The programme note is fascinating but enough to fill one with slight dread since it describes what sounds like an extreme case of postmodernist art, where there is not to be a connecting narrative, but rather “there is resonance.” (This was actually useful to me for research purposes as it clarified a post-modern history text I’d been wrestling with at work which is clearly based on this idea of resonance between texts but which is not written in as plain English as this programme (it is in fact written in the worst sort of lit-critese but that’s another story)). To get back to the show. What we have is four episodes, with the vaguely connected theme of the martyrdom of Saint Sebastian. Scene One, “Potemkin’s Signature” is the most deconstructed of the four. We see fragmented scenes from a Spanish painting (women in full skirts and corsets) mingling with a corps de ballet, two school girls who seem to be overseeing and reporting on the whole project and in various poses all over the stage, St Sebastian. Forsythe makes clear his intentions from the outset. Where, in classical ballet, one tends to have a lot of stop/start dancing, and plenty of people wandering off and wandering back on, here the movement is fluid with exits and entrances as closely observed as the ‘dances’ themselves. The result is that the eye is constantly being drawn all across the stage, as groups move through full-scale numbers in the centre, while to the side the next group is sliding into position, and odd figures are scurrying around, or posing in the rest of the space. These multi-performances are perhaps the key to Forsythe’s brilliance – which only really becomes apparent when the whole ensemble for any scene is in action. Where most ballets have the corps in unison here you have at least five or six groups, closely entangled with each other yet moving completely differently. It is mesmeric.
This technique reaches its extraordinary culmination in Scene Two, “In the Middle, Somewhat Elevated.” The cluttered stage is swept clean and the opulent costumes are stripped off. Usually this kind of ensemble performance palls on me but not this time. Moving from solos to duos to ensembles, this was fluid, graceful yet sharp, high octane yet capable of slowing to a remarkable tenderness. It was exciting, moving and beautiful.
Scene Three, “The House of Mezzo-Prezzo,” changes the mood again. We are at an auctioning off of the various dancers, now all in gold painted suits. At the climax, the auctioneer having been trying to get money off us for the last ten minutes, makes a marvellous joke. You may be wondering, she suggests rhetorically, if this is all some ridiculous joke? Or an anticipation of future trends? I sincerely hope not, is the response. We are permitted to have fun. We don’t have to worry about the meaning. We can take from it what we want, and the main thing I took from it was the extraordinary virtuosity of these performers, the sheer excitement of watching them.

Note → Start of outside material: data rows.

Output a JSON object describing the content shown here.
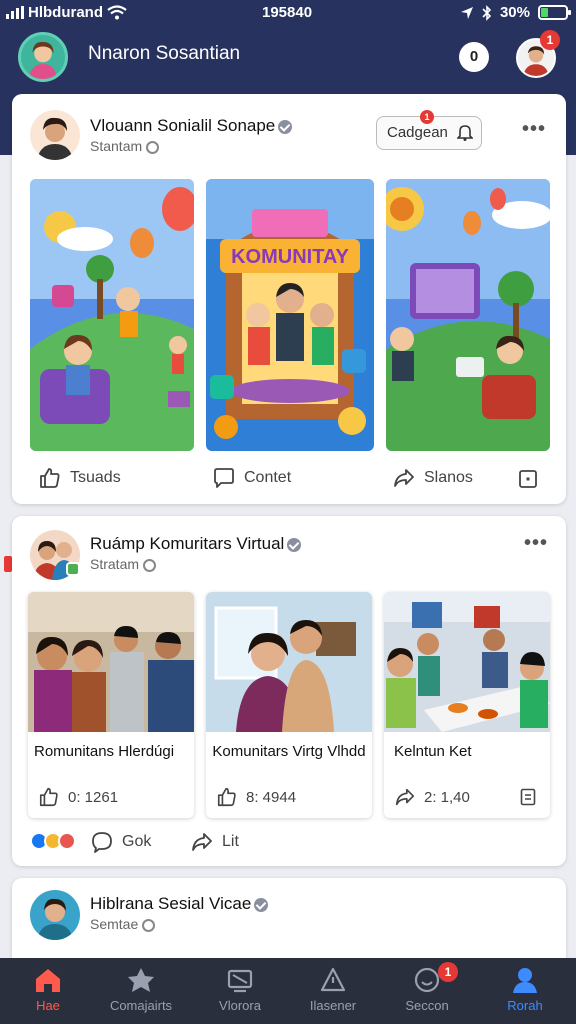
{
  "status_bar": {
    "carrier": "Hlbdurand",
    "time": "195840",
    "battery": "30%",
    "battery_level": 0.3
  },
  "header": {
    "name": "Nnaron Sosantian",
    "messages_label": "0",
    "notification_count": "1"
  },
  "posts": [
    {
      "title": "Vlouann Sonialil Sonape",
      "subtitle": "Stantam",
      "chip_label": "Cadgean",
      "chip_badge": "1",
      "poster_text": "KOMUNITAY",
      "actions": {
        "like": "Tsuads",
        "comment": "Contet",
        "share": "Slanos"
      }
    },
    {
      "title": "Ruámp Komuritars Virtual",
      "subtitle": "Stratam",
      "items": [
        {
          "caption": "Romunitans Hlerdúgi",
          "stat": "0: 1261"
        },
        {
          "caption": "Komunitars Virtg Vlhdd",
          "stat": "8: 4944"
        },
        {
          "caption": "Kelntun Ket",
          "stat": "2: 1,40"
        }
      ],
      "actions": {
        "like": "Gok",
        "share": "Lit"
      }
    },
    {
      "title": "Hiblrana Sesial Vicae",
      "subtitle": "Semtae"
    }
  ],
  "bottom_nav": {
    "items": [
      {
        "label": "Hae",
        "icon": "home-icon"
      },
      {
        "label": "Comajairts",
        "icon": "communities-icon"
      },
      {
        "label": "Vlorora",
        "icon": "video-icon"
      },
      {
        "label": "Ilasener",
        "icon": "marketplace-icon"
      },
      {
        "label": "Seccon",
        "icon": "notifications-icon",
        "badge": "1"
      },
      {
        "label": "Rorah",
        "icon": "profile-icon"
      }
    ]
  },
  "colors": {
    "header": "#27335e",
    "nav": "#2a2f3e",
    "active_red": "#ff5a4c",
    "active_blue": "#3d8bff",
    "badge": "#e53935"
  }
}
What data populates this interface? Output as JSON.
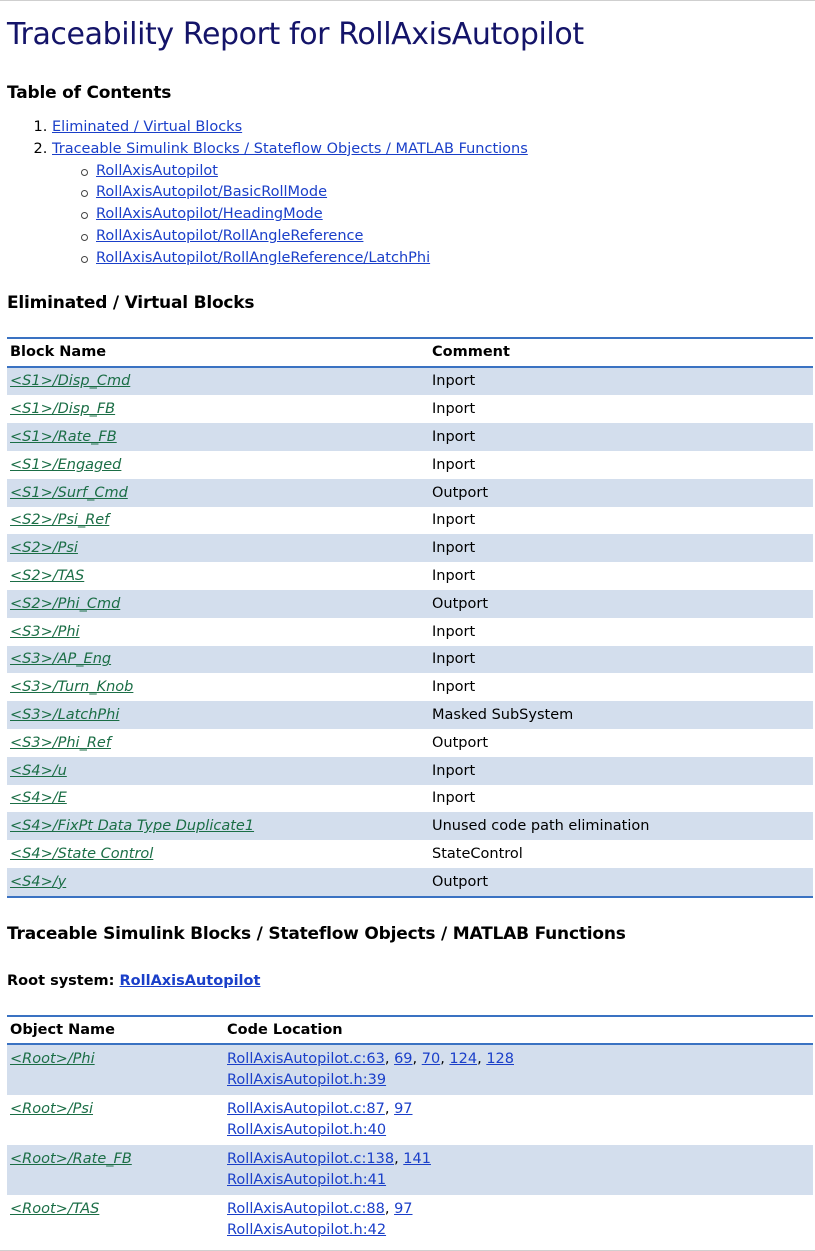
{
  "title": "Traceability Report for RollAxisAutopilot",
  "toc": {
    "heading": "Table of Contents",
    "items": [
      {
        "number": "1.",
        "label": "Eliminated / Virtual Blocks"
      },
      {
        "number": "2.",
        "label": "Traceable Simulink Blocks / Stateflow Objects / MATLAB Functions"
      }
    ],
    "subitems": [
      "RollAxisAutopilot",
      "RollAxisAutopilot/BasicRollMode",
      "RollAxisAutopilot/HeadingMode",
      "RollAxisAutopilot/RollAngleReference",
      "RollAxisAutopilot/RollAngleReference/LatchPhi"
    ]
  },
  "eliminated": {
    "heading": "Eliminated / Virtual Blocks",
    "columns": [
      "Block Name",
      "Comment"
    ],
    "rows": [
      {
        "name": "<S1>/Disp_Cmd",
        "comment": "Inport"
      },
      {
        "name": "<S1>/Disp_FB",
        "comment": "Inport"
      },
      {
        "name": "<S1>/Rate_FB",
        "comment": "Inport"
      },
      {
        "name": "<S1>/Engaged",
        "comment": "Inport"
      },
      {
        "name": "<S1>/Surf_Cmd",
        "comment": "Outport"
      },
      {
        "name": "<S2>/Psi_Ref",
        "comment": "Inport"
      },
      {
        "name": "<S2>/Psi",
        "comment": "Inport"
      },
      {
        "name": "<S2>/TAS",
        "comment": "Inport"
      },
      {
        "name": "<S2>/Phi_Cmd",
        "comment": "Outport"
      },
      {
        "name": "<S3>/Phi",
        "comment": "Inport"
      },
      {
        "name": "<S3>/AP_Eng",
        "comment": "Inport"
      },
      {
        "name": "<S3>/Turn_Knob",
        "comment": "Inport"
      },
      {
        "name": "<S3>/LatchPhi",
        "comment": "Masked SubSystem"
      },
      {
        "name": "<S3>/Phi_Ref",
        "comment": "Outport"
      },
      {
        "name": "<S4>/u",
        "comment": "Inport"
      },
      {
        "name": "<S4>/E",
        "comment": "Inport"
      },
      {
        "name": "<S4>/FixPt Data Type Duplicate1",
        "comment": "Unused code path elimination"
      },
      {
        "name": "<S4>/State Control",
        "comment": "StateControl"
      },
      {
        "name": "<S4>/y",
        "comment": "Outport"
      }
    ]
  },
  "traceable": {
    "heading": "Traceable Simulink Blocks / Stateflow Objects / MATLAB Functions",
    "root_label": "Root system: ",
    "root_link": "RollAxisAutopilot",
    "columns": [
      "Object Name",
      "Code Location"
    ],
    "rows": [
      {
        "name": "<Root>/Phi",
        "c_file": "RollAxisAutopilot.c:63",
        "c_lines": [
          "69",
          "70",
          "124",
          "128"
        ],
        "h_file": "RollAxisAutopilot.h:39"
      },
      {
        "name": "<Root>/Psi",
        "c_file": "RollAxisAutopilot.c:87",
        "c_lines": [
          "97"
        ],
        "h_file": "RollAxisAutopilot.h:40"
      },
      {
        "name": "<Root>/Rate_FB",
        "c_file": "RollAxisAutopilot.c:138",
        "c_lines": [
          "141"
        ],
        "h_file": "RollAxisAutopilot.h:41"
      },
      {
        "name": "<Root>/TAS",
        "c_file": "RollAxisAutopilot.c:88",
        "c_lines": [
          "97"
        ],
        "h_file": "RollAxisAutopilot.h:42"
      }
    ]
  },
  "colors": {
    "title": "#141469",
    "link_blue": "#1a3fc9",
    "link_green": "#1b6e46",
    "rule": "#3a72c2",
    "row_band": "#d3deed"
  }
}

Scene Four, “Bongo Bongo Nageela” draws it all together. The stage is swept bare again and the entire company appear dressed something like St Trinians’ school girls. We have a repetition of the complexities of movement from the opening scene – and the sight of two concentric circles swirling round the stage was unforgettable.
Perhaps it was the tone of this that really made the difference. I could appreciate the moments of great artistry (especially in Scene 2). I could laugh at the man trying to cut a limb off with enormous gold scissors in Scene 1 and, most importantly of all, I didn’t spend the whole evening wondering what it all meant. It was allusive, suggestive, but not irritating. Above all the dancing remained at its heart, and the dancing was spell-binding. This contrasted sharply with the poor acting characteristic of both Poppea and Mabou Mines Dollhouse. Those other practitioners of deconstruction could learn much from this.